Telix Pharmaceuticals has snagged two ex-Macquarie bankers to help it launch onto the ASX.

Kevin McCann, who is currently chairman of IT services company Citadel Group and counts chairs of Healthscope and Origin Energy in his resume, joined the board this week.

And Alan Moss, who co-founded Macquarie Group and led it for 15 years until 2015, is one of seven major shareholders after an $8.5 million seed funding round.

“Until January it was just founders, my cofounder [Andreas Kluge] and myself, financing the cost of putting the company together,” CEO Dr Chris Behrenbruch told Stockhead. “We’re all experienced entrepreneurs and have reasonable resources.”

He says that while they’re “looking at a variety of funding options” to keep pushing forward a pipeline of drugs, they wanted someone who knew the ins and outs of capital markets.

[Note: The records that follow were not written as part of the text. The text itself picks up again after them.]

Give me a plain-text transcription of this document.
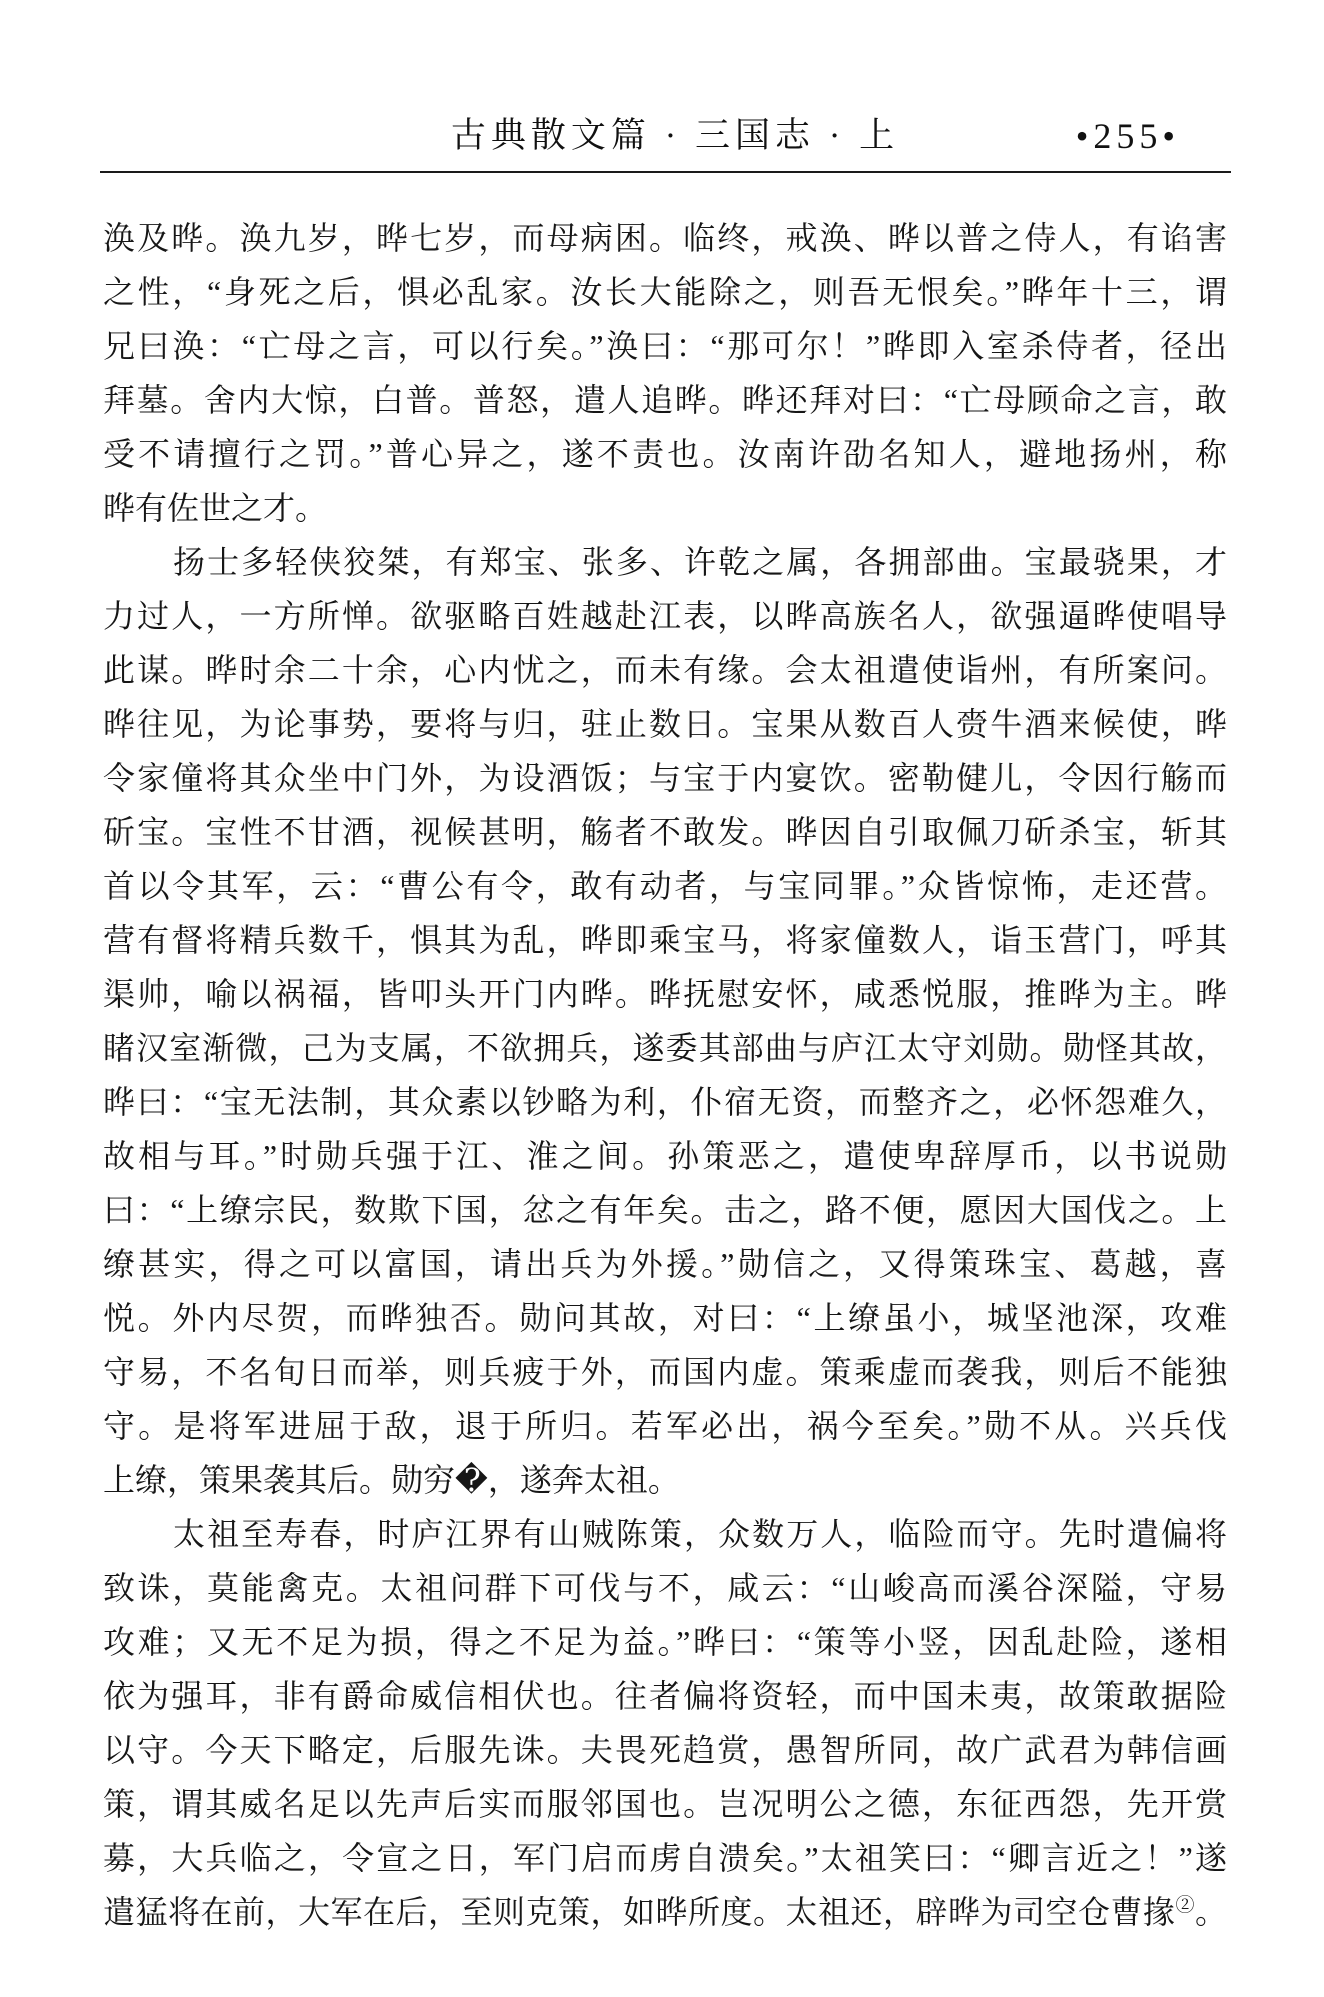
古典散文篇 · 三国志 · 上	•255•
涣及晔。涣九岁，晔七岁，而母病困。临终，戒涣、晔以普之侍人，有谄害
之性，“身死之后，惧必乱家。汝长大能除之，则吾无恨矣。”晔年十三，谓
兄曰涣：“亡母之言，可以行矣。”涣曰：“那可尔！”晔即入室杀侍者，径出
拜墓。舍内大惊，白普。普怒，遣人追晔。晔还拜对曰：“亡母顾命之言，敢
受不请擅行之罚。”普心异之，遂不责也。汝南许劭名知人，避地扬州，称
晔有佐世之才。
扬士多轻侠狡桀，有郑宝、张多、许乾之属，各拥部曲。宝最骁果，才
力过人，一方所惮。欲驱略百姓越赴江表，以晔高族名人，欲强逼晔使唱导
此谋。晔时余二十余，心内忧之，而未有缘。会太祖遣使诣州，有所案问。
晔往见，为论事势，要将与归，驻止数日。宝果从数百人赍牛酒来候使，晔
令家僮将其众坐中门外，为设酒饭；与宝于内宴饮。密勒健儿，令因行觞而
斫宝。宝性不甘酒，视候甚明，觞者不敢发。晔因自引取佩刀斫杀宝，斩其
首以令其军，云：“曹公有令，敢有动者，与宝同罪。”众皆惊怖，走还营。
营有督将精兵数千，惧其为乱，晔即乘宝马，将家僮数人，诣玉营门，呼其
渠帅，喻以祸福，皆叩头开门内晔。晔抚慰安怀，咸悉悦服，推晔为主。晔
睹汉室渐微，己为支属，不欲拥兵，遂委其部曲与庐江太守刘勋。勋怪其故，
晔曰：“宝无法制，其众素以钞略为利，仆宿无资，而整齐之，必怀怨难久，
故相与耳。”时勋兵强于江、淮之间。孙策恶之，遣使卑辞厚币，以书说勋
曰：“上缭宗民，数欺下国，忿之有年矣。击之，路不便，愿因大国伐之。上
缭甚实，得之可以富国，请出兵为外援。”勋信之，又得策珠宝、葛越，喜
悦。外内尽贺，而晔独否。勋问其故，对曰：“上缭虽小，城坚池深，攻难
守易，不名旬日而举，则兵疲于外，而国内虚。策乘虚而袭我，则后不能独
守。是将军进屈于敌，退于所归。若军必出，祸今至矣。”勋不从。兴兵伐
上缭，策果袭其后。勋穷�，遂奔太祖。
太祖至寿春，时庐江界有山贼陈策，众数万人，临险而守。先时遣偏将
致诛，莫能禽克。太祖问群下可伐与不，咸云：“山峻高而溪谷深隘，守易
攻难；又无不足为损，得之不足为益。”晔曰：“策等小竖，因乱赴险，遂相
依为强耳，非有爵命威信相伏也。往者偏将资轻，而中国未夷，故策敢据险
以守。今天下略定，后服先诛。夫畏死趋赏，愚智所同，故广武君为韩信画
策，谓其威名足以先声后实而服邻国也。岂况明公之德，东征西怨，先开赏
募，大兵临之，令宣之日，军门启而虏自溃矣。”太祖笑曰：“卿言近之！”遂
遣猛将在前，大军在后，至则克策，如晔所度。太祖还，辟晔为司空仓曹掾②。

Telix, which only launched in 2015, is contemplating a float to raise $50 million at 65c a share before the end of the year, giving it a valuation of $130 million.

The company is pre-revenue but is bringing a late stage pipeline of cancer drugs and diagnostic products to the market, based on radiopharmaceuticals or molecularly-targeted radiation (MTR).

Dr Behrenbruch says they bought up technology from academics and small drug companies to manufacture and commercialise radioactive drugs to diagnose and treat cancers.

The prostate and brain therapies are still only at Phase I and II trial stages.

The kidney diagnostics technology is the most advanced. It has finished a Phase III trial and has been asked to do a second version for the US FDA.

Dr Behrenbruch says this drug, if successful, could start making Telix money within two to three years.

It’s this kind of immediacy that he thinks will be attractive to investors.

Acorn Capital, CVC, Monash Investors and Viburnum Funds joined Moss in that seed round, as did two strategic industry investors.

Dr Behrenbruch and Dr Kluge plan to retain 12.5 per cent each of the company, and while Telix is an Australian company they plan to raise at least half of the sum they are looking for from overseas investors.